Kara’s face smooths just a bit and even with the bruises she looks so little, so much like the kid Alex still thinks of her as, that Alex has to bite her lip to keep from crying. Kara mumbles again, and Alex can just barely make out “-lab.”
“Kara-” Alex has had a lot of time - granted, not time when she’s at her best, but time nonetheless, to ponder what to tell Kara when the question of where exactly, they were and how exactly Alex had the connections to get them there, inevitably came up, but she’s got nothing. But Kara keeps mumbling and saves her from answering.
Alex leans in, listening as best she can to the mumbles, wincing at the pain in her voice, fighting back tears.

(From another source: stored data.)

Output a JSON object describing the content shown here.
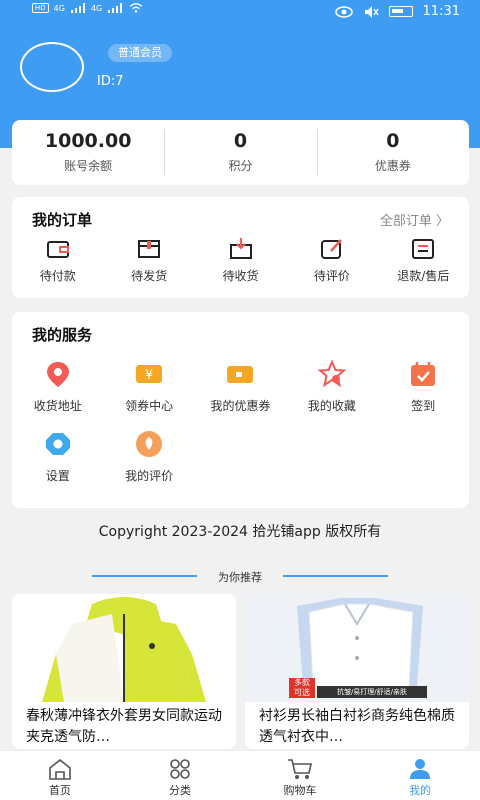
{
  "status_bar": {
    "time": "11:31",
    "hd1": "HD",
    "hd2": "HD",
    "sig1": "4G",
    "sig2": "4G"
  },
  "profile": {
    "member_level": "普通会员",
    "id_text": "ID:7"
  },
  "stats": [
    {
      "value": "1000.00",
      "label": "账号余额"
    },
    {
      "value": "0",
      "label": "积分"
    },
    {
      "value": "0",
      "label": "优惠券"
    }
  ],
  "orders": {
    "title": "我的订单",
    "all_link": "全部订单 〉",
    "items": [
      {
        "label": "待付款",
        "icon": "wallet-icon"
      },
      {
        "label": "待发货",
        "icon": "gift-box-icon"
      },
      {
        "label": "待收货",
        "icon": "receive-box-icon"
      },
      {
        "label": "待评价",
        "icon": "edit-icon"
      },
      {
        "label": "退款/售后",
        "icon": "list-icon"
      }
    ]
  },
  "services": {
    "title": "我的服务",
    "items": [
      {
        "label": "收货地址",
        "icon": "location-pin-icon"
      },
      {
        "label": "领券中心",
        "icon": "coupon-center-icon"
      },
      {
        "label": "我的优惠券",
        "icon": "coupon-card-icon"
      },
      {
        "label": "我的收藏",
        "icon": "star-icon"
      },
      {
        "label": "签到",
        "icon": "calendar-check-icon"
      },
      {
        "label": "设置",
        "icon": "settings-icon"
      },
      {
        "label": "我的评价",
        "icon": "review-icon"
      }
    ]
  },
  "copyright": "Copyright 2023-2024 拾光铺app 版权所有",
  "recommend": {
    "title": "为你推荐",
    "products": [
      {
        "name": "春秋薄冲锋衣外套男女同款运动夹克透气防…"
      },
      {
        "name": "衬衫男长袖白衬衫商务纯色棉质透气衬衣中…",
        "badge_top": "多款",
        "badge_bottom": "可选",
        "feature_text": "抗皱/易打理/舒适/亲肤"
      }
    ]
  },
  "tabbar": [
    {
      "label": "首页",
      "icon": "home-icon",
      "active": false
    },
    {
      "label": "分类",
      "icon": "category-icon",
      "active": false
    },
    {
      "label": "购物车",
      "icon": "cart-icon",
      "active": false
    },
    {
      "label": "我的",
      "icon": "user-icon",
      "active": true
    }
  ],
  "colors": {
    "primary": "#3f9cf3",
    "accent_red": "#f25c54",
    "accent_orange": "#f5a623"
  }
}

“How…get to my dad’s lab?” Alex finally makes out. Alex’s blood runs cold.
“What do you mean?” Alex asks.
“You’re not from Krypton,” Kara mumbles, her face tight with pain, her eyes unfocused, and for the first time Alex realizes it’s not just because of the pain.
Alex checks the monitors - Kara’s body temperature is high, even for her. Too high? They had no way of knowing.
“Kara we’re on earth,” Alex says, but if Kara hears her, she gives no indication.
“Rurrelahas,” Kara says. “shem rrosh khuhp w rurrelahas bim .”
Alex doesn’t speak Kryptonian but she remembers these words from Kara’s nightmares when she first arrived on earth.
“Kara, Kara look at me,” Alex tries, but Kara’s eyes are unfocused. “Kara, stay awake.”
She mumbles, agitated but subdued, like she doesn’t have the energy to be worked up anymore. Kara’s eyes slide shut again.
Alex tries not to cry. She doesn’t have time to cry. She’s busy. She has things to do. She needs to solve this. She needs to figure this out.
She’s still trying not to cry when the door opens.
“How is she?” It’s Hank.
Alex bites her lip and he doesn’t press her further, just waits.
“It’s a fever. An infection. She’s been protected by her powers since she arrived here, never had exposure to so much as the sniffles. But with the sun red-”
The heart rate monitor begins to beep. “Her heart is working overtime, trying to keep up with the fever.” Alex’s heart speeds up with the beeps. It’s all her fault. She was supposed to protect Kara. Her dad had told her to protect Kara.
“Alex, focus.” Hank says. “What does she need?”
“I don’t know. We don’t know much about Kryptonians. Anything I do, it just-”
“Pretend she’s human. What would you do?”
“Lower the fever.”
“Okay, how?”
“Naproxen, usually.”
“Then do that.”
Alex nods, and sets to work. She injects the IV with only the slightest tremble in her hand, then she holds her breath.
Kara breaths, slowly, ragged, but she breathes, and Alex breathes with her. The heart rate monitor alarms lower, then finally turn off entirely. Alex breathes but her breath is still caught in her throat, because the ship is still taking on water and the end is nowhere in sight. The hope she clung to that they would capture Lex and solve this is gone - he’s in a cell and Kara is still here. More fragile than ever.
Hank opens his mouth like he’s going to say something, and Alex is ready. She’s ready for platitudes and empty words of encouragement. She’s ready to grab any lifeline he’ll throw her. She wants to ask for it - tell me lies.
But he closes his mouth wordlessly, and when he pats her on the back before he walks out the door, it feels like condolences as much as encouragement.
Alone with her unconscious, dying sister, Alex finally cries.